There are response disturbances such as random guessing, carelessness, transcription error in the educational tests. In the paper and pencil testes or computerized adaptive testing, the aberrant responses such as careless errors and lucky guesses would cause significant ability estimation biases in the past researches. Mislevy & Bock (1982) proposed the Biweight estimator, and made comparison between the Biweight estimator and maximum likelihood estimator. Results showed that the Biweight estimator could typically reduce Biases, thereby dispel measurement disturbances. And three-parameter Logistic IRT model and four parameter Logistic IRT model, Huber robust estimation, and the other methods have therefore been proposed to address the response disturbance, including random guessing, carelessness, etc..
The paper comparisons the four models to robustify ability estimates by an example of a test. The four models compared including two-parameter WSLM, three-parameter WSLM contains c parameter, three-parameter WSLM contains γ parameter, four-parameter WSLM. Second, three simulation studies in three test cases are presented respectively, with the aim of comparing four approaches, including 2PM-MLE, Biweight estimation, Huber estimation, 4PM-Robust estimation. The hypothetical test instrument contains 34 items, with difficulty thresholds b~ N(0,1), and log (a) ~ N(0,1). The 35th item with difficulty thresholds range from -4.0 to 4.0. The ability of the middle-ability examinee is estimated by the responses on the 34 items of the basic test under two-parameter logistic model, and the ability estimation is seen as the reference value for the other three models.

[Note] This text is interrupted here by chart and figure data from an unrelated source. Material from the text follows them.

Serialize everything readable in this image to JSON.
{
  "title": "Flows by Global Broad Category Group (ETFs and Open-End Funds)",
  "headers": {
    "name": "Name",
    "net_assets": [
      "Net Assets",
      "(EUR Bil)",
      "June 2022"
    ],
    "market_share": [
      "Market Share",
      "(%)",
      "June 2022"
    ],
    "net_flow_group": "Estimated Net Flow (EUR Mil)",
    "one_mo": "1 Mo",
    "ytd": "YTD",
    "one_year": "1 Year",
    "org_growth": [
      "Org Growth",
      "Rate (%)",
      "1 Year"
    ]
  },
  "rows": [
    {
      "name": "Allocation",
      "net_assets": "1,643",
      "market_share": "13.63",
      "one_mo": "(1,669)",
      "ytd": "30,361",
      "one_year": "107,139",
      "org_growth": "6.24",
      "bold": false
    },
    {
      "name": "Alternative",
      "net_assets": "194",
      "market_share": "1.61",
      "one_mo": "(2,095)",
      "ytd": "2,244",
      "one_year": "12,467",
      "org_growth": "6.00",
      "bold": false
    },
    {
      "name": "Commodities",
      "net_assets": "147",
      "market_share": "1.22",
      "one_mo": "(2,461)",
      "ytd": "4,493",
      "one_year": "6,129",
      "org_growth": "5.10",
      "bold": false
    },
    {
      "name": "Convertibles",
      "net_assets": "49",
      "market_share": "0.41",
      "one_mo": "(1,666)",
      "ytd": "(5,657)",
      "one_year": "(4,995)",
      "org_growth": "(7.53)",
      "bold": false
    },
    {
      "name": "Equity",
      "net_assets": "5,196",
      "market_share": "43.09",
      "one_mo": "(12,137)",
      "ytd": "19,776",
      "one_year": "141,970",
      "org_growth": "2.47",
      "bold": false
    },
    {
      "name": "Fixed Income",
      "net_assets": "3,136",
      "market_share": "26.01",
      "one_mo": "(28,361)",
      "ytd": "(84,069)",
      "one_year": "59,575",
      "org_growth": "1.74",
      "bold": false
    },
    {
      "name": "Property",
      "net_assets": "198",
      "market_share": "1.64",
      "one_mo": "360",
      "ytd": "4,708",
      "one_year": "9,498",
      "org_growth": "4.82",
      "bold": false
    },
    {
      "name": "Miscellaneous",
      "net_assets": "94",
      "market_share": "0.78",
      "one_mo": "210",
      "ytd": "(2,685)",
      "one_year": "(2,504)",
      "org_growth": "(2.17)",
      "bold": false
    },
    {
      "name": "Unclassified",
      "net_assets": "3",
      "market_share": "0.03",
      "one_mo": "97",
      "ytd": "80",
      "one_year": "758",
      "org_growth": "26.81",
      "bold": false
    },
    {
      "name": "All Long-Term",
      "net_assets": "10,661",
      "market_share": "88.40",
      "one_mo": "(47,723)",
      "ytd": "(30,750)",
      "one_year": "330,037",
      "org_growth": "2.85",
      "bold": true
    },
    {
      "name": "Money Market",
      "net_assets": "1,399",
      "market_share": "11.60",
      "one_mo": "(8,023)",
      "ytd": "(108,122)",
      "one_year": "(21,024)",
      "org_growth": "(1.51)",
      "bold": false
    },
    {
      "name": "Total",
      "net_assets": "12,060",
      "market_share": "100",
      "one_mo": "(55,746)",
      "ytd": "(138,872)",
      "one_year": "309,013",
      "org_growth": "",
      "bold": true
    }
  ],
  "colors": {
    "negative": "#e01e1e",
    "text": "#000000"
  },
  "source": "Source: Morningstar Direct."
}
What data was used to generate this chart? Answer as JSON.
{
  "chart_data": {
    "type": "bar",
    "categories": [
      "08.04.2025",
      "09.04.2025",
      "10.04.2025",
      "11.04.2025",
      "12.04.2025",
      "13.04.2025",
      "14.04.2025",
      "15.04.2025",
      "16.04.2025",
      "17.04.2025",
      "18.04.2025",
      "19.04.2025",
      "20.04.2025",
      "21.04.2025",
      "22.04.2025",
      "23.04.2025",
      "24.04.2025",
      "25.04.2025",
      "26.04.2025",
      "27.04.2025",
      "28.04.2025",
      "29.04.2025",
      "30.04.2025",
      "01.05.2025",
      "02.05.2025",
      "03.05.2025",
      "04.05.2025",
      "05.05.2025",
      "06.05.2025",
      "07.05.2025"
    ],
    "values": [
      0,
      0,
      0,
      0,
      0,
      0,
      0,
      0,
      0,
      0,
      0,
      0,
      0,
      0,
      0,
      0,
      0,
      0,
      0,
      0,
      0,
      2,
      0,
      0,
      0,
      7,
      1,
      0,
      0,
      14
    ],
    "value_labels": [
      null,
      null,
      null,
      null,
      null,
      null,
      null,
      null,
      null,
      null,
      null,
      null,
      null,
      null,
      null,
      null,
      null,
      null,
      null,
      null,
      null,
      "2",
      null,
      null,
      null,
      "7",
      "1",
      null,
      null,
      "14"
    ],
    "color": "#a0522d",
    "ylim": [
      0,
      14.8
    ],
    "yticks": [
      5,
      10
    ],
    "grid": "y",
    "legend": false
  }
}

Based on the two-parameter WSLM, the ability of the examinees will be overestimated when there exist guessing phenomenon on the difficult items; Meanwhile, the ability of the examinees will be underestimated when there exist sleeping phenomenon on the easy items. The three-parameter WSLM, which contains c parameter, the overestimation phenomenon would be rectified. However, the underestimation phenomenon still exists when the examinees miss the easy items. Secondly, The three-parameter WSLM, which contains γ parameter, the underestimation phenomenon would be rectified well when the examinees miss the easy items. But the overestimation phenomenon still exists when the examinees get the difficult items. Thirdly, the four-parameter WSLM, which contains c, γ parameter, the underestimation phenomenon would be rectified well when the examinees miss the easy items, and the overestimation phenomenon would also be rectified well when the low-ability examinees get the difficult items luckily. So, the examinee can get the ability robust estimation under the four-parameter WSLM when there exists response disturbances such as random guessing and carelessness error n the tests.
Key words
weighted Logistic model /
guessing phenomena /
randon error phenomena /
ability overestimated /
ability underestimated